This questions is asked in Armstrong's Topology book, and I am totally stuck.... I could really use a major hint:
Think of $S^n \subset \mathbb{E}^{n+1}$. Given a loop $\alpha \in \pi_1 (S^n , x_0)$, for $n \geq 2$, show that there is a loop $\beta \subset \mathbb{E}^{n+1}$ such that $\beta(0) = \beta(1) = x_0$ for which it is made up of a finite number of straight line segments, and satisfies $||\alpha(s) - \beta(s)|| < 1$ for all $s \in [0,1]$. Deduce that $S^n$, $n \geq 2$ is simply connected.

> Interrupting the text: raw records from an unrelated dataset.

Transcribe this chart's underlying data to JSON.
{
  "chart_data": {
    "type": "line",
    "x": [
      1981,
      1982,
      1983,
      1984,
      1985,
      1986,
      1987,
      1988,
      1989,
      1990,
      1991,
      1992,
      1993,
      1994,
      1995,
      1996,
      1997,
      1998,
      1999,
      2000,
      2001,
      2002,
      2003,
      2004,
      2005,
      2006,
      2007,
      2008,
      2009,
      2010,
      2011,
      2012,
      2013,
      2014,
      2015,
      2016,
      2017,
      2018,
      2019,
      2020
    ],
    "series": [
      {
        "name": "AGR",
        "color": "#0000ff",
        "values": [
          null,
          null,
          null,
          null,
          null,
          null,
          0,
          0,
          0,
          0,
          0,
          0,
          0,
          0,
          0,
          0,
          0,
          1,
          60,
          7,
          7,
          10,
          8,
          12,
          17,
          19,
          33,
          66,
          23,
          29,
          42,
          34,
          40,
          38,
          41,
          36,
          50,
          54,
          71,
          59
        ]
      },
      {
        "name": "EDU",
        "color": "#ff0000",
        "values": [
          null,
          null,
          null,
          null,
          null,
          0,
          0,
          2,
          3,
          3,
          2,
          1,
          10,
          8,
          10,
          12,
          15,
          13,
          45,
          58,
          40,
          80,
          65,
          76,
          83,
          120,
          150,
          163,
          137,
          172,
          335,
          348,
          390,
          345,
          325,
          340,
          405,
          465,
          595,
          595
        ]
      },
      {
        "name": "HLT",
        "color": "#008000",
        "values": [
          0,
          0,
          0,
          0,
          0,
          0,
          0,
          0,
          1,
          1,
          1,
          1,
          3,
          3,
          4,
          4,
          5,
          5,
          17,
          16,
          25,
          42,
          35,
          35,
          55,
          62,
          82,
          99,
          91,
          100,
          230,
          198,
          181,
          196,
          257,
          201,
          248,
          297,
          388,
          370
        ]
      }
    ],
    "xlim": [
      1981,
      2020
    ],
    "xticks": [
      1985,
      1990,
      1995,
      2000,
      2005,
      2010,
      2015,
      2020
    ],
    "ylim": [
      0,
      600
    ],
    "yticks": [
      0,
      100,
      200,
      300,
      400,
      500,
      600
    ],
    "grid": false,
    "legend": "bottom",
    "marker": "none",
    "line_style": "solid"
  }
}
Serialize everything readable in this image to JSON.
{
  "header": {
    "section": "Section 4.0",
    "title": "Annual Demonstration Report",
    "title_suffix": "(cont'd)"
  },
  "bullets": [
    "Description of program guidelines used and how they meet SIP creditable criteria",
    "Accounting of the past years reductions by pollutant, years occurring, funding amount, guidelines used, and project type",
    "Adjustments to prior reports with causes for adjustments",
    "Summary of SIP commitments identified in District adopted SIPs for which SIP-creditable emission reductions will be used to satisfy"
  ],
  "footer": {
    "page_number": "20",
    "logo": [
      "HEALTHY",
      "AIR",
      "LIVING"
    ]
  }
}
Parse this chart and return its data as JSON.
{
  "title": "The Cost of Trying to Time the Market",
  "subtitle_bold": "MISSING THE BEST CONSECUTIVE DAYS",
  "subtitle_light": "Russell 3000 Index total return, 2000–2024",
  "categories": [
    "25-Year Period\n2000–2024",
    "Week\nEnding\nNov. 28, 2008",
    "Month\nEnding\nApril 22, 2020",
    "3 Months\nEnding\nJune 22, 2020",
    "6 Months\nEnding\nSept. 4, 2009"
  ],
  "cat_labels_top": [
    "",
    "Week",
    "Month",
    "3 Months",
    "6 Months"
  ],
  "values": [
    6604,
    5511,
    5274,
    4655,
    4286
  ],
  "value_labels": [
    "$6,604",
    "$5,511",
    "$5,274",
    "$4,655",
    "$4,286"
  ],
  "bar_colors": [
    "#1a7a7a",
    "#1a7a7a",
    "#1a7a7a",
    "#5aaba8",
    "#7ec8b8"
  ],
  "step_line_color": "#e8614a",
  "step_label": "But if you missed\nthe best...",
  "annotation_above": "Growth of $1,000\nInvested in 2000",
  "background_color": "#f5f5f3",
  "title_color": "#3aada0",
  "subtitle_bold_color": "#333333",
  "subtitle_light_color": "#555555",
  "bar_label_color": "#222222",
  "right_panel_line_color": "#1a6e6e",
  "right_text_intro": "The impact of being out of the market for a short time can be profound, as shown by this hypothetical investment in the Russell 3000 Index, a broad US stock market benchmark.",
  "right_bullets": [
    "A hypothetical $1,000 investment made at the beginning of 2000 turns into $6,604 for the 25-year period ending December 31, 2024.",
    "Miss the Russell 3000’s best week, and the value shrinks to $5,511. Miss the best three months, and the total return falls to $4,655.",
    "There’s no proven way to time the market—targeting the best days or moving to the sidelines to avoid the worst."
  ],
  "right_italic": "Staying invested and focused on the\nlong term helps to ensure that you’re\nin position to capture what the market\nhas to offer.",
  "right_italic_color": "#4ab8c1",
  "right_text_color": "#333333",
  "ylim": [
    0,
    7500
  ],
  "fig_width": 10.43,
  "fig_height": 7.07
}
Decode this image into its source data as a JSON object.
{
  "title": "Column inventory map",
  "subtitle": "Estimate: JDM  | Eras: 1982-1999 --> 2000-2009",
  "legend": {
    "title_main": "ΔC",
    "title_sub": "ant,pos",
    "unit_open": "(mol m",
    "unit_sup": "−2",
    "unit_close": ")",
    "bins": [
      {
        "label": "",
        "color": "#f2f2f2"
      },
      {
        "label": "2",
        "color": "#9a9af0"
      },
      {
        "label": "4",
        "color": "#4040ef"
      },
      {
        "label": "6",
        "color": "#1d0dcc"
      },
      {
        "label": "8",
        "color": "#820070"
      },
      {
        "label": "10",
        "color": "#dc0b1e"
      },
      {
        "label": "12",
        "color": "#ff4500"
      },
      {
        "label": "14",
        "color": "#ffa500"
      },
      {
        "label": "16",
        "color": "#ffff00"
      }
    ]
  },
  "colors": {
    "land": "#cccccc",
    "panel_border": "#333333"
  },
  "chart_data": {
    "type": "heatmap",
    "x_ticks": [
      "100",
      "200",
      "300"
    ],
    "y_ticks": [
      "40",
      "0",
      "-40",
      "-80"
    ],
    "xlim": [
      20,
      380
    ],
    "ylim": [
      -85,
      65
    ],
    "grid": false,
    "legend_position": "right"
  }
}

My main question is, how does it help to have $\beta$ composed of straight lines, and how would this imply the space is simply connected?
It also says to explain why $n = 1$ doesn't work; I fell like after I understand the former part of this proof, or the intuition, this would make sense. Or maybe, if someone could give me intuition for a reason why this case fails, I could gain an insight to why the other method should work.
Any help would be great, big thanks ahead of time.
To show that $\alpha$ is trivial in $\pi_{1}$ it suffices to show that it is freely homotopic to a point. By "freely homotopic" I mean homotopic through loops that need not be based at $x_{0}$. Suppose we could find a point $x$ on the sphere for which the antipodal point $-x$ does not lie on $\alpha$. We could homotope $\alpha$ into the point $x$ via the "straight-line homotopy", projected back on to the sphere. The only way this could fail is if the straight lines passes through the origin (how do you project $0$ back on the sphere?), but that would only happen if $\alpha$ contained the antipodal point, since the line containing antipodal points on the sphere passes through the origin.
Anyhow, $\alpha$ might be this hideous, continuous, space-filling monstrosity. We cannot assume it misses any points. But if it is homotopic to something simple, like the $\beta$ described above, then we apply the above proof to $\beta$, since a finite union of straight segments cannot fill the sphere.